Understanding The Amazon Web Services DynamoDB Service Disruption

Amazon Web Services recently elaborated on the DynamoDB service disruption that affected the US-East Region last Sunday, September 20. The root cause of the problem was associated with storage servers that failed to retrieve metadata that allow the storage servers to hold table data. As explained in a post-mortem analysis of the disruption, DynamoDB tables are separated into partitions. Partitions, in turn, are spread along multiple servers. The assignment of groups of partitions to a server is known as a membership, and membership is managed by DynamoDB’s metadata service. Storage servers hold table data within a partition and need to periodically confirm they have the right membership. On Sunday at 2:19 AM PDT, a service disruption affected DynamoDB storage servers whereby some storage servers were unable to retrieve membership data. One of the reasons for the inability of storage servers to retrieve membership data involved rapid customer adoption of Global Secondary Indexes, which allows customers to have more than one key, and correspondingly results in an increase in the volume of membership data stored on a storage server.
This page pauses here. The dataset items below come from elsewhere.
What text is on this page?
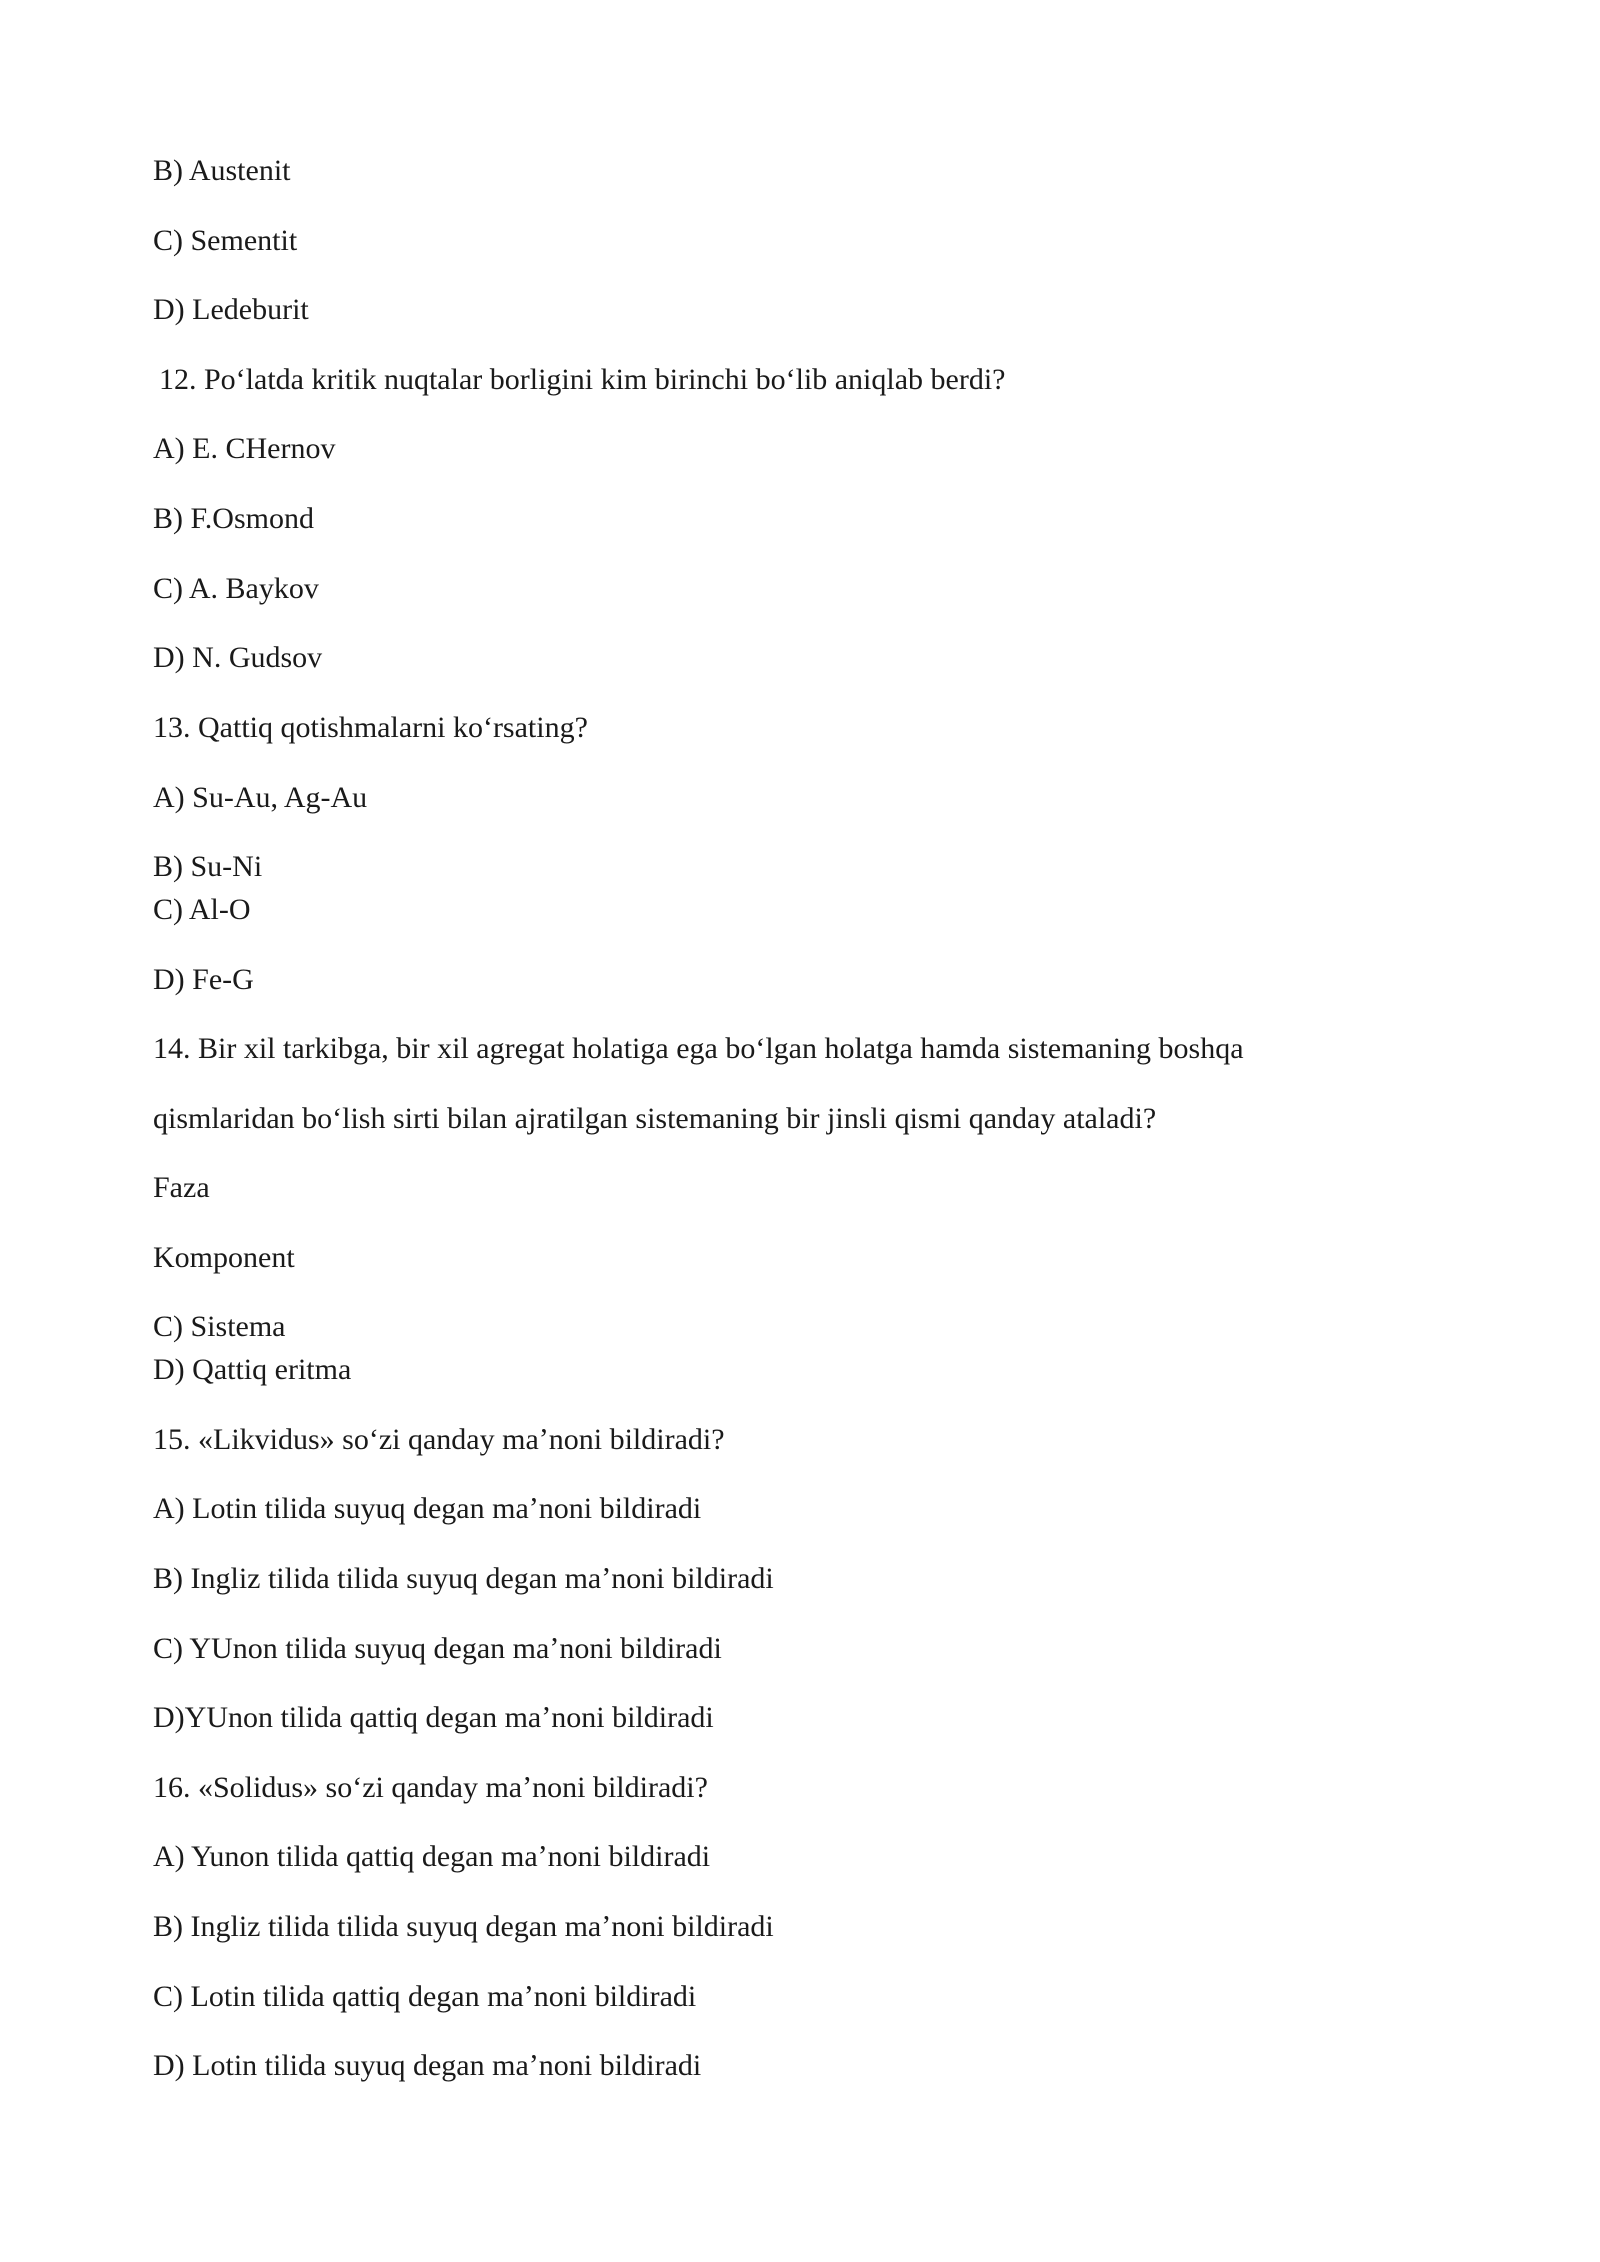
B) Austenit
C) Sementit
D) Ledeburit
12. Poʻlatda kritik nuqtalar borligini kim birinchi boʻlib aniqlab berdi?
A) E. CHernov
B) F.Osmond
C) A. Baykov
D) N. Gudsov
13. Qattiq qotishmalarni koʻrsating?
A) Su-Au, Ag-Au
B) Su-Ni
C) Al-O
D) Fe-G
14. Bir xil tarkibga, bir xil agregat holatiga ega boʻlgan holatga hamda sistemaning boshqa
qismlaridan boʻlish sirti bilan ajratilgan sistemaning bir jinsli qismi qanday ataladi?
Faza
Komponent
C) Sistema
D) Qattiq eritma
15. «Likvidus» soʻzi qanday maʼnoni bildiradi?
A) Lotin tilida suyuq degan maʼnoni bildiradi
B) Ingliz tilida tilida suyuq degan maʼnoni bildiradi
C) YUnon tilida suyuq degan maʼnoni bildiradi
D)YUnon tilida qattiq degan maʼnoni bildiradi
16. «Solidus» soʻzi qanday maʼnoni bildiradi?
A) Yunon tilida qattiq degan maʼnoni bildiradi
B) Ingliz tilida tilida suyuq degan maʼnoni bildiradi
C) Lotin tilida qattiq degan maʼnoni bildiradi
D) Lotin tilida suyuq degan maʼnoni bildiradi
The rapid adoption of Global Secondary Indexes imposed additional stress on storage server retrieval of membership data to a point where select storage servers were unable to retrieve membership data. Amazon responded by adding capacity to storage servers, but it wasn’t until Amazon paused requests to the metadata service that it was finally able to add capacity in a way that restored the ability of storage servers to retrieve membership data. As a result of the disruption, Amazon is increasing the capacity of its metadata service for DynamoDB. In addition, Amazon plans to implement more stringent monitoring of DynamoDB performance in conjunction with an upgraded metadata infrastructure whereby multiple instances of the metadata service variously service subsets of the entire fleet of servers.